Mit ihrer Kampagne will die UNO auch das Bewusstsein für die Auswirkungen der organisierten Kriminalität auf die Gesellschaft schärfen. "Kriminelle Banden können Länder und ganze Regionen destabilisieren, die Entwicklung untergraben sowie für zunehmende Korruption, Erpressung, illegale Geschäfte und Gewalt sorgen". Geldwäsche höhle den internationalen Handel aus, gefälschte Medikamente und gepanschte Lebensmittel gefährdeten die normalen Märkte und setzten das Leben der Nutzer aufs Spiel.

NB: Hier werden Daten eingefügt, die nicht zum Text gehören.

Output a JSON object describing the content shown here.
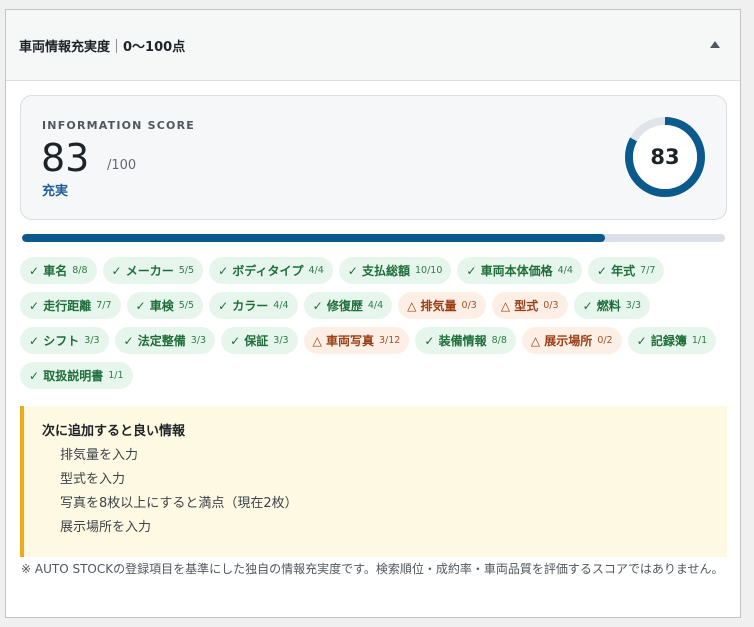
{
  "panel": {
    "title": "車両情報充実度",
    "subtitle": "0〜100点"
  },
  "score": {
    "label": "INFORMATION SCORE",
    "value": "83",
    "max": "/100",
    "rating": "充実",
    "fraction": 0.83,
    "colors": {
      "accent": "#0a5a8c",
      "track": "#e1e4eb"
    }
  },
  "chips": [
    {
      "label": "✓ 車名",
      "count": "8/8",
      "status": "ok"
    },
    {
      "label": "✓ メーカー",
      "count": "5/5",
      "status": "ok"
    },
    {
      "label": "✓ ボディタイプ",
      "count": "4/4",
      "status": "ok"
    },
    {
      "label": "✓ 支払総額",
      "count": "10/10",
      "status": "ok"
    },
    {
      "label": "✓ 車両本体価格",
      "count": "4/4",
      "status": "ok"
    },
    {
      "label": "✓ 年式",
      "count": "7/7",
      "status": "ok"
    },
    {
      "label": "✓ 走行距離",
      "count": "7/7",
      "status": "ok"
    },
    {
      "label": "✓ 車検",
      "count": "5/5",
      "status": "ok"
    },
    {
      "label": "✓ カラー",
      "count": "4/4",
      "status": "ok"
    },
    {
      "label": "✓ 修復歴",
      "count": "4/4",
      "status": "ok"
    },
    {
      "label": "△ 排気量",
      "count": "0/3",
      "status": "warn"
    },
    {
      "label": "△ 型式",
      "count": "0/3",
      "status": "warn"
    },
    {
      "label": "✓ 燃料",
      "count": "3/3",
      "status": "ok"
    },
    {
      "label": "✓ シフト",
      "count": "3/3",
      "status": "ok"
    },
    {
      "label": "✓ 法定整備",
      "count": "3/3",
      "status": "ok"
    },
    {
      "label": "✓ 保証",
      "count": "3/3",
      "status": "ok"
    },
    {
      "label": "△ 車両写真",
      "count": "3/12",
      "status": "warn"
    },
    {
      "label": "✓ 装備情報",
      "count": "8/8",
      "status": "ok"
    },
    {
      "label": "△ 展示場所",
      "count": "0/2",
      "status": "warn"
    },
    {
      "label": "✓ 記録簿",
      "count": "1/1",
      "status": "ok"
    },
    {
      "label": "✓ 取扱説明書",
      "count": "1/1",
      "status": "ok"
    }
  ],
  "suggestions": {
    "title": "次に追加すると良い情報",
    "items": [
      "排気量を入力",
      "型式を入力",
      "写真を8枚以上にすると満点（現在2枚）",
      "展示場所を入力"
    ]
  },
  "footnote": "※ AUTO STOCKの登録項目を基準にした独自の情報充実度です。検索順位・成約率・車両品質を評価するスコアではありません。",
  "icons": {
    "toggle": "collapse-arrow-up-icon"
  }
}
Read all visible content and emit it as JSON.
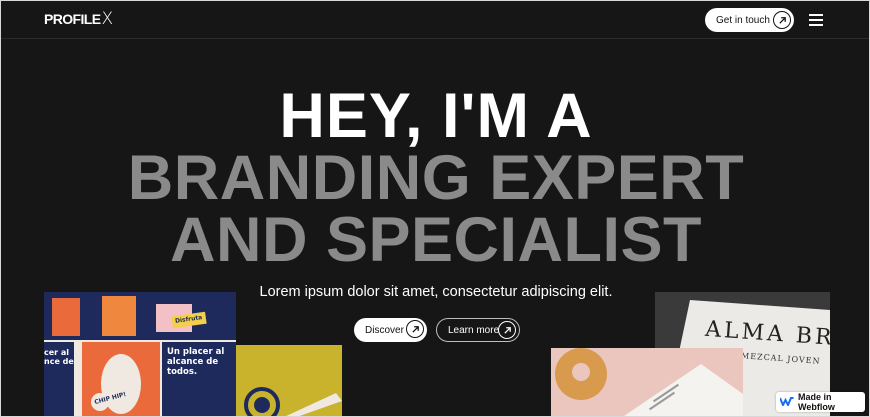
{
  "nav": {
    "logo_text": "PROFILE",
    "logo_mark": "X",
    "cta_label": "Get in touch",
    "cta_icon": "arrow-up-right-icon",
    "menu_icon": "hamburger-menu-icon"
  },
  "hero": {
    "line1": "HEY, I'M A",
    "line2": "BRANDING EXPERT",
    "line3": "AND SPECIALIST",
    "subtitle": "Lorem ipsum dolor sit amet, consectetur adipiscing elit.",
    "primary_button": "Discover",
    "secondary_button": "Learn more"
  },
  "gallery": {
    "poster_text_1": "Un placer al alcance de todos.",
    "poster_text_left": "cer al nce de",
    "poster_tag": "Disfruta",
    "sticker_text": "CHIP HIP!",
    "card_text_1": "ALMA BRA",
    "card_text_2": "MEZCAL JOVEN"
  },
  "badge": {
    "label": "Made in Webflow"
  },
  "colors": {
    "background": "#161616",
    "headline_primary": "#ffffff",
    "headline_secondary": "#8a8a8a"
  }
}
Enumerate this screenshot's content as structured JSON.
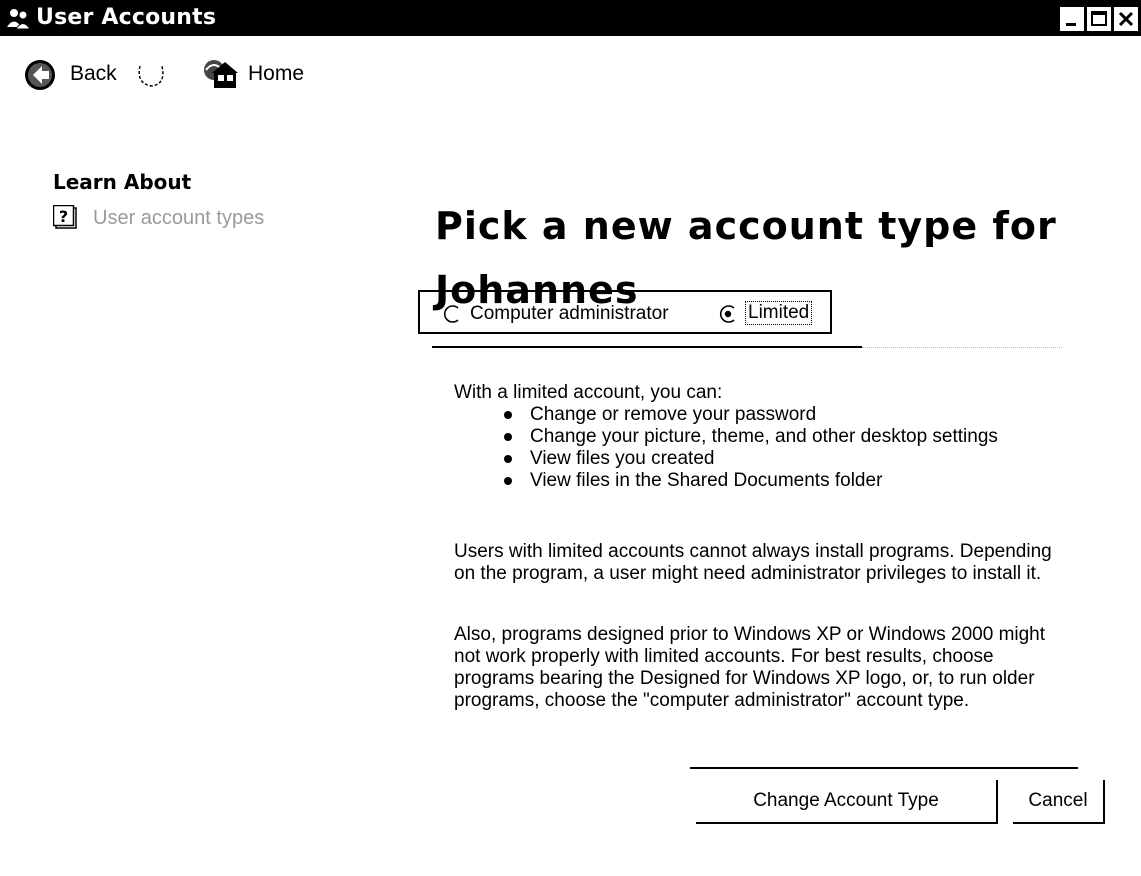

Das UN-Büro gegen Drogen und Kriminalität untermauert seine Warnungen in den Videos mit Zahlen: Demnach erwirtschaften Betrüger durch Produktfälschungen jährlich 250 Milliarden Dollar. Mit illegalem Drogenhandel werden 320 Milliarden Dollar umgesetzt, am Menschenhandel werden 32 Milliarden Dollar verdient. Laut UNO werden zudem jährlich 1,5 Millionen Menschen Opfer von Betrügereien mit ihrer Identität. Schätzungsweise ein Prozent der Arzneimittel weltweit sind Fälschungen - in einigen Regionen Asiens, Afrikas und Südamerikas soll ihr Anteil inzwischen bei bis zu 30 Prozent liegen.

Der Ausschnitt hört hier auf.